CC: Thank you for spending time with us.
SS: Thank you.
(Note: Shelley Sturdevant can be reached on email at ssturdevant@ppg.com)
Posted by Mike Burns on Thu, Jul 16, 2009
One of the more frequent questions we hear from suppliers is: What should my color tolerances be? The simple answer equates to what the client will accept in color variation in all directions of color space versus the color standard the supplier needs to match. The importance of the client providing representative color standards will be the subject of a future blog.
In the seventies and throughout the eighties the majority of suppliers relied on the CIELab defaults of +/- 0.5 for *a / *b axis with *L tolerances of +/- 1.0. The CIELab DeltaE default was 1.0. These so-called box tolerances were applied to dark colors, light colors, pastel colors, or high chroma colors with the assumption that regardless of where color was in color space any change in color perceptibility or color acceptability for the color match was the same. The issues with these default numerical tolerances were that the human eye could accept bigger differences in lightness and darkness of darker colors than in lighter colors. The same could be said of the hue (color of the sample). Light pastel colors were more susceptible to a noticeable color difference than darker colors. Consider a light beige where the color shifts a numerical 0.5 towards the -b* axis (bluer). Dependent on the product this shift may be unacceptable whereas in a dark brown or maroon color it may be totally acceptable. There have been shifts of Delta L* (Lightness) of 3.0+ units in a dark royal blue that have been totally acceptable whereas the Delta L* tolerance of 1.0 would indicate it was unacceptable. With these type analogies color scientists sought some way to apply weighting factors to better define color differences dependent on where the color was located in color space.

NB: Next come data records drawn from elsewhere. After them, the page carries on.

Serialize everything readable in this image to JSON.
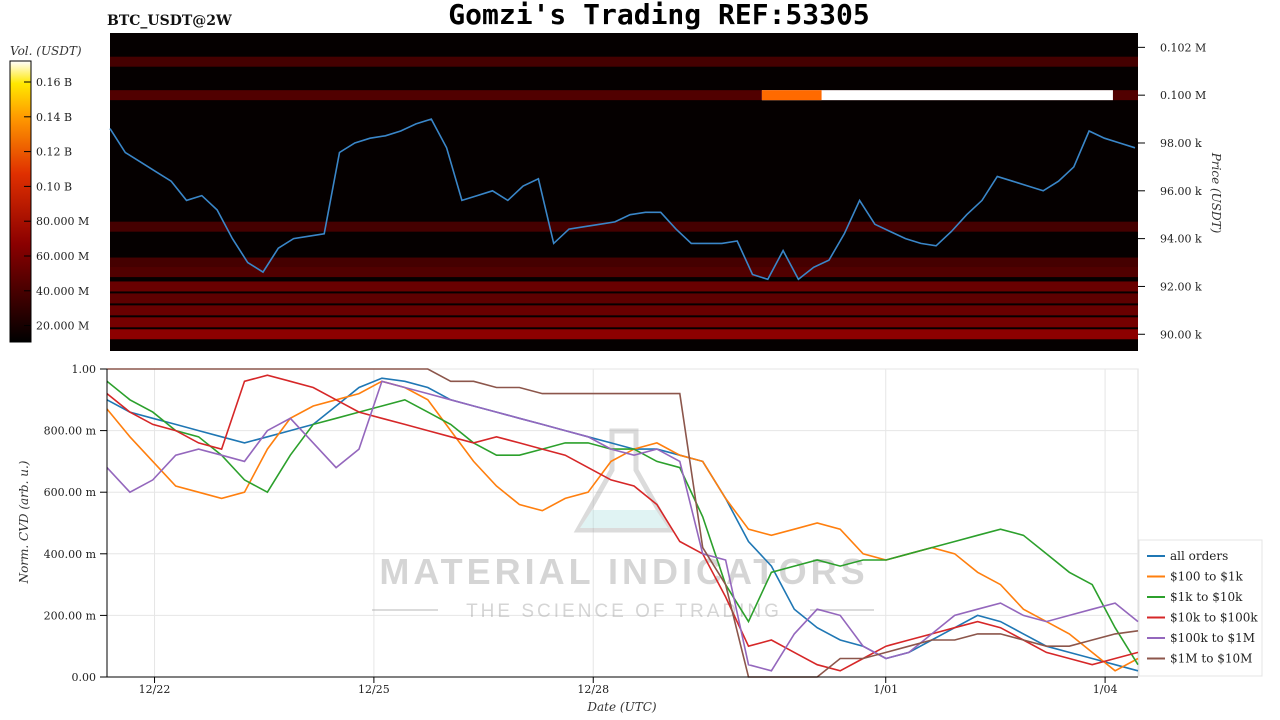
{
  "title": "Gomzi's Trading REF:53305",
  "pair_label": "BTC_USDT@2W",
  "colorbar": {
    "label": "Vol. (USDT)",
    "ticks": [
      "0.16 B",
      "0.14 B",
      "0.12 B",
      "0.10 B",
      "80.000 M",
      "60.000 M",
      "40.000 M",
      "20.000 M"
    ]
  },
  "watermark": {
    "line1": "MATERIAL INDICATORS",
    "line2": "THE SCIENCE OF TRADING"
  },
  "chart_data": [
    {
      "type": "heatmap",
      "ylabel": "Price (USDT)",
      "ylim": [
        89300,
        102600
      ],
      "y_ticks": [
        "90.00 k",
        "92.00 k",
        "94.00 k",
        "96.00 k",
        "98.00 k",
        "0.100 M",
        "0.102 M"
      ],
      "y_tick_values": [
        90000,
        92000,
        94000,
        96000,
        98000,
        100000,
        102000
      ],
      "bands": [
        {
          "price": 90000,
          "intensity": 0.45
        },
        {
          "price": 90500,
          "intensity": 0.35
        },
        {
          "price": 91000,
          "intensity": 0.3
        },
        {
          "price": 91500,
          "intensity": 0.25
        },
        {
          "price": 92000,
          "intensity": 0.3
        },
        {
          "price": 92600,
          "intensity": 0.2
        },
        {
          "price": 93000,
          "intensity": 0.15
        },
        {
          "price": 94500,
          "intensity": 0.15
        },
        {
          "price": 100000,
          "intensity": 0.2
        },
        {
          "price": 101400,
          "intensity": 0.15
        }
      ],
      "big_wall": {
        "price": 100000,
        "from_day": 15.6,
        "to_day": 24.0
      },
      "price_series": {
        "x_start_day": 0.0,
        "x_end_day": 24.6,
        "values": [
          98600,
          97600,
          97200,
          96800,
          96400,
          95600,
          95800,
          95200,
          94000,
          93000,
          92600,
          93600,
          94000,
          94100,
          94200,
          97600,
          98000,
          98200,
          98300,
          98500,
          98800,
          99000,
          97800,
          95600,
          95800,
          96000,
          95600,
          96200,
          96500,
          93800,
          94400,
          94500,
          94600,
          94700,
          95000,
          95100,
          95100,
          94400,
          93800,
          93800,
          93800,
          93900,
          92500,
          92300,
          93500,
          92300,
          92800,
          93100,
          94200,
          95600,
          94600,
          94300,
          94000,
          93800,
          93700,
          94300,
          95000,
          95600,
          96600,
          96400,
          96200,
          96000,
          96400,
          97000,
          98500,
          98200,
          98000,
          97800
        ]
      }
    },
    {
      "type": "line",
      "xlabel": "Date (UTC)",
      "ylabel": "Norm. CVD (arb. u.)",
      "ylim": [
        0,
        1
      ],
      "y_ticks": [
        "0.00",
        "200.00 m",
        "400.00 m",
        "600.00 m",
        "800.00 m",
        "1.00"
      ],
      "y_tick_values": [
        0,
        0.2,
        0.4,
        0.6,
        0.8,
        1.0
      ],
      "x_ticks": [
        "12/22",
        "12/25",
        "12/28",
        "1/01",
        "1/04"
      ],
      "x_tick_days": [
        1,
        4,
        7,
        11,
        14
      ],
      "xlim_days": [
        0.35,
        14.45
      ],
      "series": [
        {
          "name": "all orders",
          "color": "#1f77b4",
          "values": [
            0.9,
            0.86,
            0.84,
            0.82,
            0.8,
            0.78,
            0.76,
            0.78,
            0.8,
            0.82,
            0.88,
            0.94,
            0.97,
            0.96,
            0.94,
            0.9,
            0.88,
            0.86,
            0.84,
            0.82,
            0.8,
            0.78,
            0.76,
            0.74,
            0.74,
            0.72,
            0.7,
            0.58,
            0.44,
            0.36,
            0.22,
            0.16,
            0.12,
            0.1,
            0.06,
            0.08,
            0.12,
            0.16,
            0.2,
            0.18,
            0.14,
            0.1,
            0.08,
            0.06,
            0.04,
            0.02
          ]
        },
        {
          "name": "$100 to $1k",
          "color": "#ff7f0e",
          "values": [
            0.87,
            0.78,
            0.7,
            0.62,
            0.6,
            0.58,
            0.6,
            0.74,
            0.84,
            0.88,
            0.9,
            0.92,
            0.96,
            0.94,
            0.9,
            0.8,
            0.7,
            0.62,
            0.56,
            0.54,
            0.58,
            0.6,
            0.7,
            0.74,
            0.76,
            0.72,
            0.7,
            0.58,
            0.48,
            0.46,
            0.48,
            0.5,
            0.48,
            0.4,
            0.38,
            0.4,
            0.42,
            0.4,
            0.34,
            0.3,
            0.22,
            0.18,
            0.14,
            0.08,
            0.02,
            0.06
          ]
        },
        {
          "name": "$1k to $10k",
          "color": "#2ca02c",
          "values": [
            0.96,
            0.9,
            0.86,
            0.8,
            0.78,
            0.72,
            0.64,
            0.6,
            0.72,
            0.82,
            0.84,
            0.86,
            0.88,
            0.9,
            0.86,
            0.82,
            0.76,
            0.72,
            0.72,
            0.74,
            0.76,
            0.76,
            0.74,
            0.74,
            0.7,
            0.68,
            0.52,
            0.3,
            0.18,
            0.34,
            0.36,
            0.38,
            0.36,
            0.38,
            0.38,
            0.4,
            0.42,
            0.44,
            0.46,
            0.48,
            0.46,
            0.4,
            0.34,
            0.3,
            0.16,
            0.04
          ]
        },
        {
          "name": "$10k to $100k",
          "color": "#d62728",
          "values": [
            0.92,
            0.86,
            0.82,
            0.8,
            0.76,
            0.74,
            0.96,
            0.98,
            0.96,
            0.94,
            0.9,
            0.86,
            0.84,
            0.82,
            0.8,
            0.78,
            0.76,
            0.78,
            0.76,
            0.74,
            0.72,
            0.68,
            0.64,
            0.62,
            0.56,
            0.44,
            0.4,
            0.26,
            0.1,
            0.12,
            0.08,
            0.04,
            0.02,
            0.06,
            0.1,
            0.12,
            0.14,
            0.16,
            0.18,
            0.16,
            0.12,
            0.08,
            0.06,
            0.04,
            0.06,
            0.08
          ]
        },
        {
          "name": "$100k to $1M",
          "color": "#9467bd",
          "values": [
            0.68,
            0.6,
            0.64,
            0.72,
            0.74,
            0.72,
            0.7,
            0.8,
            0.84,
            0.76,
            0.68,
            0.74,
            0.96,
            0.94,
            0.92,
            0.9,
            0.88,
            0.86,
            0.84,
            0.82,
            0.8,
            0.78,
            0.74,
            0.72,
            0.74,
            0.7,
            0.4,
            0.38,
            0.04,
            0.02,
            0.14,
            0.22,
            0.2,
            0.1,
            0.06,
            0.08,
            0.14,
            0.2,
            0.22,
            0.24,
            0.2,
            0.18,
            0.2,
            0.22,
            0.24,
            0.18
          ]
        },
        {
          "name": "$1M to $10M",
          "color": "#8c564b",
          "values": [
            1,
            1,
            1,
            1,
            1,
            1,
            1,
            1,
            1,
            1,
            1,
            1,
            1,
            1,
            1,
            0.96,
            0.96,
            0.94,
            0.94,
            0.92,
            0.92,
            0.92,
            0.92,
            0.92,
            0.92,
            0.92,
            0.42,
            0.3,
            0,
            0,
            0,
            0,
            0.06,
            0.06,
            0.08,
            0.1,
            0.12,
            0.12,
            0.14,
            0.14,
            0.12,
            0.1,
            0.1,
            0.12,
            0.14,
            0.15
          ]
        }
      ]
    }
  ]
}
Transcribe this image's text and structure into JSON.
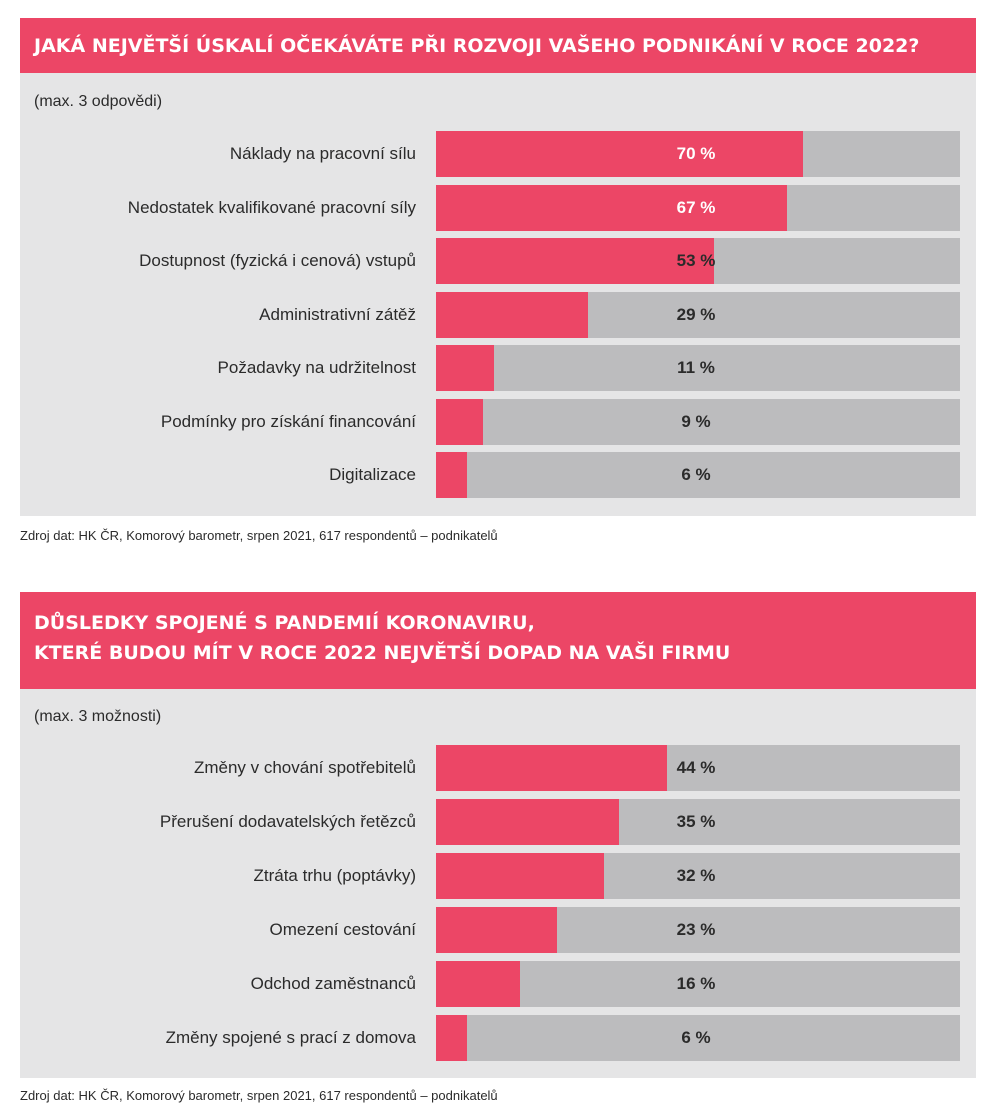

In the 1980's and 90's, color scientists developed improved color equations like CMC and later CIE2000 for determining a better way to define small color differences that were more perceptually uniform. Both equations use elliptical tolerancing to define an acceptability ellipse for a point in color space. The ellipses vary in shape and size throughout color space. Both CMC and CIE 2000 DE use weighting factors for lightness, chroma (CMC) and lightness, chroma, and hue (CIE2000) that better correlate to color differences asa the human eye sees it. The result over time has been that elliptical tolerances as defined by color difference equations like CMC and CIE2000 are widely preferred within the color industry as being superior in defining human color perceptibility and color acceptability. However, box tolerances are still in widespread use due to their ease of use and the long and extensive color histories that companies have bases on them.
There is no right or wrong answer. It's up to the buyer and seller to negotiate what is acceptable and to clearly spell it out in terms of a color specification.